The Correct Option is A

The given conversion involves the bromination of propanoic acid $CH_3CH_2COOH$ to 2-bromopropanoic acid $CH_3CHBrCOOH$. The bromine atom is introduced at the $\alpha$-carbon (the carbon adjacent to the carboxyl group). This type of $\alpha$-halogenation of carboxylic acids is known as the Hell-Volhard-Zelinsky (HVZ) reaction.
The Hell-Volhard-Zelinsky reaction proceeds in two steps: 
Step 1: The carboxylic acid reacts with bromine (\(Br_2\)) in the presence of red phosphorus (P red.). The red phosphorus reacts with bromine to form phosphorus tribromide (\(PBr_3\)), which then converts the carboxylic acid to an acyl bromide. The acyl bromide undergoes tautomerization to form an enol, which is then brominated at the $\alpha$-position. 

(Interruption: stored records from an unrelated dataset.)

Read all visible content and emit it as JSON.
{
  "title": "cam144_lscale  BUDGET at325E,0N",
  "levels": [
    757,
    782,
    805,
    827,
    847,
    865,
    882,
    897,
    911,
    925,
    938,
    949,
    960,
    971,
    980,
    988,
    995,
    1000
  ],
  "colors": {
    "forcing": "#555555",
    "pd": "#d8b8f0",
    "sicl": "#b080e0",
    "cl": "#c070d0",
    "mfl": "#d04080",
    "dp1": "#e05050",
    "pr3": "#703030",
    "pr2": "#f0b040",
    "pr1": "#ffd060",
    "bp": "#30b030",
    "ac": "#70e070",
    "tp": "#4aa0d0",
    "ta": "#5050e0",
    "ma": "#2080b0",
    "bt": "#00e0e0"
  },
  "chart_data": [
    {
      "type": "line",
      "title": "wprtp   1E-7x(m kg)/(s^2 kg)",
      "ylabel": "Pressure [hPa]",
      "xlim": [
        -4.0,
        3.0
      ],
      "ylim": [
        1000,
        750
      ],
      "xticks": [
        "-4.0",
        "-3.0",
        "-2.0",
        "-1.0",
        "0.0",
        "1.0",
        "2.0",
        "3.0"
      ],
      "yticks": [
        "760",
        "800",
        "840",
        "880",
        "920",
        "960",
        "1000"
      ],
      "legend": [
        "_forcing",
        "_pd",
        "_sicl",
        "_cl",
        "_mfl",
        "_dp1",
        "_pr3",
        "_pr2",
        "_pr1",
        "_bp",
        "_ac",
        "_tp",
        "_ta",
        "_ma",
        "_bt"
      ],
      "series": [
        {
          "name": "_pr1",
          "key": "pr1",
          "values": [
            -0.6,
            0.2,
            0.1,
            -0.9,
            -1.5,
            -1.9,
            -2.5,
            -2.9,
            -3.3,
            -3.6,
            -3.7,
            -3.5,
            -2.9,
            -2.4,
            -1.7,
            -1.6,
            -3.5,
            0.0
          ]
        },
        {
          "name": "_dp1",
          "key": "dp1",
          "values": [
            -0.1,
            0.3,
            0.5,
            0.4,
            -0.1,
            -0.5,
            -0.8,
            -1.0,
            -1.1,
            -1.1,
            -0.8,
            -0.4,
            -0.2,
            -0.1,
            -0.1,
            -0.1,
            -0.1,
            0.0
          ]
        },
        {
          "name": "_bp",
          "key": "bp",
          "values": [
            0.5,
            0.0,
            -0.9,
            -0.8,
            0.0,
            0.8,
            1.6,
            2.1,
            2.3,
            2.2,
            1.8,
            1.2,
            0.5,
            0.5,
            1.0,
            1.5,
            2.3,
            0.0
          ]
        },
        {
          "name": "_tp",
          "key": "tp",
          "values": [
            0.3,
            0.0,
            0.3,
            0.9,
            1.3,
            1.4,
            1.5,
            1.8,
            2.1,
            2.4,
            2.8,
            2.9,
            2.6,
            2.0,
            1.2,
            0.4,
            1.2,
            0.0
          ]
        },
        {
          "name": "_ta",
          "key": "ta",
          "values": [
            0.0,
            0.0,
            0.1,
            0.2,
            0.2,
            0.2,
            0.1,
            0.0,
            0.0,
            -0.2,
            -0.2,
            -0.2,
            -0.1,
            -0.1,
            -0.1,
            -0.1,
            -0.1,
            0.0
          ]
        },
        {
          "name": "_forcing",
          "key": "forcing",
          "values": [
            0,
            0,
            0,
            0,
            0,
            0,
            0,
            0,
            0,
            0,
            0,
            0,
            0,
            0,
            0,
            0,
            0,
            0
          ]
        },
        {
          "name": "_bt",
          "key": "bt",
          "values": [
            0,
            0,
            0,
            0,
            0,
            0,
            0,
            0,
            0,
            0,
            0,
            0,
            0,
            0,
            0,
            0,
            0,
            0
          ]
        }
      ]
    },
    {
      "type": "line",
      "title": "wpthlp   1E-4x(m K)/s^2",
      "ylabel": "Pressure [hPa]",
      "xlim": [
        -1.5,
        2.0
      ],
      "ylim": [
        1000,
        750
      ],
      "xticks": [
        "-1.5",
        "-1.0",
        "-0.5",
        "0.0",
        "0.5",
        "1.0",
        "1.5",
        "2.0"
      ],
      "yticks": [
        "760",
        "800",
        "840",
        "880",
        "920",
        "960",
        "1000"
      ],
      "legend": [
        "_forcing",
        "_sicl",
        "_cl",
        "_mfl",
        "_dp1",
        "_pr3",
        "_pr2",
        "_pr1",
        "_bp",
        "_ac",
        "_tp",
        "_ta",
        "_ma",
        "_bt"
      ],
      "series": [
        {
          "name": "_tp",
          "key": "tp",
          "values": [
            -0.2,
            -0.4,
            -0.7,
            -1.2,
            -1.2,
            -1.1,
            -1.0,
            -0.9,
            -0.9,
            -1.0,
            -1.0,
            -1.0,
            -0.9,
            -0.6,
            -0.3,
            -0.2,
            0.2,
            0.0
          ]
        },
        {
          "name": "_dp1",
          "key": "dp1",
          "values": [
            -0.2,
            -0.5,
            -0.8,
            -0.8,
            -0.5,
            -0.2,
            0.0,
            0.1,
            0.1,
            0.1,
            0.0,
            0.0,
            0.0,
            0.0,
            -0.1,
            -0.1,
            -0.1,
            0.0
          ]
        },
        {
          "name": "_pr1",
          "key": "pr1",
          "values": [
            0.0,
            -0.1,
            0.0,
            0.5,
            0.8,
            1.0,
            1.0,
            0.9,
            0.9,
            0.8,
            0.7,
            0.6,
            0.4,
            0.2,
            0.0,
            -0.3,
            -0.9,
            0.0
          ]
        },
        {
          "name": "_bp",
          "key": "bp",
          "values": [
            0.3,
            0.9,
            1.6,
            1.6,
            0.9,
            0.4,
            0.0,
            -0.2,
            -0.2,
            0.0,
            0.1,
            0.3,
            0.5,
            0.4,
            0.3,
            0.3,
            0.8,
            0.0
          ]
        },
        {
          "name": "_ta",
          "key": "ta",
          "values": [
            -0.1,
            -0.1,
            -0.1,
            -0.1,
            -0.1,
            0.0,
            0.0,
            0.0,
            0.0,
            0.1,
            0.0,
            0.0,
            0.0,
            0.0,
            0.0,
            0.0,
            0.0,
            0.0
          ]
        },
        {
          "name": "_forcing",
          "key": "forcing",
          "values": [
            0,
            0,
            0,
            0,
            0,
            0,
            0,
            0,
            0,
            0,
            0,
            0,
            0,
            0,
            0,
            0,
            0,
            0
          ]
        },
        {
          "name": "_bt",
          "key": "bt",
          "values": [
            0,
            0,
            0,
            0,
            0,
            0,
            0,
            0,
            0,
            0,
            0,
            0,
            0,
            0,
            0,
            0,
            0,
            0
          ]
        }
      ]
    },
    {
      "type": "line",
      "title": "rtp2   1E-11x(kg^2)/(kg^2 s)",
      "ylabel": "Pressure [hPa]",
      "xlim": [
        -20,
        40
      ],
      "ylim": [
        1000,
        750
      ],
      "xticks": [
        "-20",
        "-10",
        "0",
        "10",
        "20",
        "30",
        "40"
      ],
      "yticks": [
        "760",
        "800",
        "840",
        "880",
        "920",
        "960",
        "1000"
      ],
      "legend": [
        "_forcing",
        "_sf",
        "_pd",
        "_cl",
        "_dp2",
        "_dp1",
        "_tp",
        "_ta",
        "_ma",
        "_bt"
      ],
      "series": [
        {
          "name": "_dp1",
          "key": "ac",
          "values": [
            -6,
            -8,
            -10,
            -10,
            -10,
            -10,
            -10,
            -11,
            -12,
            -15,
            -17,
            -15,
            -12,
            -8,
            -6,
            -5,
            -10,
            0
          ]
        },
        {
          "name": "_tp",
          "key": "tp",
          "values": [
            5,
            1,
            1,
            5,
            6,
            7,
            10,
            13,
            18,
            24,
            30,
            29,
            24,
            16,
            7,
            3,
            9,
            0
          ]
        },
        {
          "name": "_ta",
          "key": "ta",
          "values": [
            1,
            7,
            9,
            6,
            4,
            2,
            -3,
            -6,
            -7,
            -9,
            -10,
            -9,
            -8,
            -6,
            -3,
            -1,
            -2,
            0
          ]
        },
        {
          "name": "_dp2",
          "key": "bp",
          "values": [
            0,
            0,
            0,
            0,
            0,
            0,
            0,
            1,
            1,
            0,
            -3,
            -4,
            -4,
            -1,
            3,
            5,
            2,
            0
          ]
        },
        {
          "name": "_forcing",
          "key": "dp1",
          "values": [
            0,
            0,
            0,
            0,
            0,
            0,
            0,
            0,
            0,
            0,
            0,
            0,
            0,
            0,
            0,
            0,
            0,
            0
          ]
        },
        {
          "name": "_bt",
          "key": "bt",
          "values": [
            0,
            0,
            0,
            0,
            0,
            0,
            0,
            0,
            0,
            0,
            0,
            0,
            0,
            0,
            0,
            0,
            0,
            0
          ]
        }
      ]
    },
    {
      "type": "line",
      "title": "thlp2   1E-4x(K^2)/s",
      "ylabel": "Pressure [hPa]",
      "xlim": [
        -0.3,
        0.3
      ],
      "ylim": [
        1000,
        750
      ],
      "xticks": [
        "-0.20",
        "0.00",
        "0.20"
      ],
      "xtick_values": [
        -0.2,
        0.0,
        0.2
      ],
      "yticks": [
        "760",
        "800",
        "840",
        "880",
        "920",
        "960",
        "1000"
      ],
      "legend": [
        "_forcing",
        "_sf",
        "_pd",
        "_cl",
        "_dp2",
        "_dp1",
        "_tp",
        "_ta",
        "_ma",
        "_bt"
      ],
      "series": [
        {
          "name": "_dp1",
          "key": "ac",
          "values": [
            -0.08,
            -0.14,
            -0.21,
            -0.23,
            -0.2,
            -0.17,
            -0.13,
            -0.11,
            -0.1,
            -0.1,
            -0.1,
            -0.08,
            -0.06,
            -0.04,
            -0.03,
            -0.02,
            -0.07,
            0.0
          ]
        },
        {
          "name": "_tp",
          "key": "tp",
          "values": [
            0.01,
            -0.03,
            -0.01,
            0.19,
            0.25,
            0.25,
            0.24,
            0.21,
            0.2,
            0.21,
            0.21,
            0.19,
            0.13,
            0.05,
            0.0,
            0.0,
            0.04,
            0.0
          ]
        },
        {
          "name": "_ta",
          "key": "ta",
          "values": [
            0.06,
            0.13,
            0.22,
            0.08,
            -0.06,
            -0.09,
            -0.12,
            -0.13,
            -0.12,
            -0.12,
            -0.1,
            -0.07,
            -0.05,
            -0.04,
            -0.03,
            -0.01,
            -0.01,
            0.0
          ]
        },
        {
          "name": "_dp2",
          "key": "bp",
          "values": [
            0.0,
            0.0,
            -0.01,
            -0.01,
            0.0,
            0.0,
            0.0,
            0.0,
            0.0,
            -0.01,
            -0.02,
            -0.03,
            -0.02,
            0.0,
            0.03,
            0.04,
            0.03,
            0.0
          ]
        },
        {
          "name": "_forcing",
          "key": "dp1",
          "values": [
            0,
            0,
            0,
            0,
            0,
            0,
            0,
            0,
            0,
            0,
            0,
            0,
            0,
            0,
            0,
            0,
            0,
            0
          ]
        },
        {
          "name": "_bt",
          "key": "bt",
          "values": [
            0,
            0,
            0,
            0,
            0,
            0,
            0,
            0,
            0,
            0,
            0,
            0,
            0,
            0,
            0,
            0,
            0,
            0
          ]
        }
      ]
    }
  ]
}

Step 2: The $\alpha$-bromoacyl bromide is hydrolyzed with water (\(H_2O\)) to yield the $\alpha$-bromocarboxylic acid.
The overall reaction sequence is:
$$CH_3CH_2COOH \xrightarrow{Br_2/P} \, red.CH_3CHBrCOBr \xrightarrow{H_2O} CH_3CHBrCOOH$$ 
Therefore, the reagent 'X' required for this conversion is (i) Br$_2$/P red., followed by (ii) H$_2$O. 
Analyzing the other options:
Option (2) Br$_2$/CCl$_4$ is used for the bromination of alkenes or alkanes (radical substitution), not for $\alpha$-halogenation of carboxylic acids.
Option (3) Br$_2$ / OH$^-$ is used for the haloform reaction with methyl ketones or secondary alcohols that can be oxidized to methyl ketones.
Option (4) PBr$_3$ is used to convert carboxylic acids to acyl bromides or alcohols to alkyl bromides, but it does not directly introduce a bromine at the $\alpha$-position of a carboxylic acid. 
Thus, the correct reagent 'X' is $ \boxed{(i) Br_2/P \, red., (ii) H_2O} $.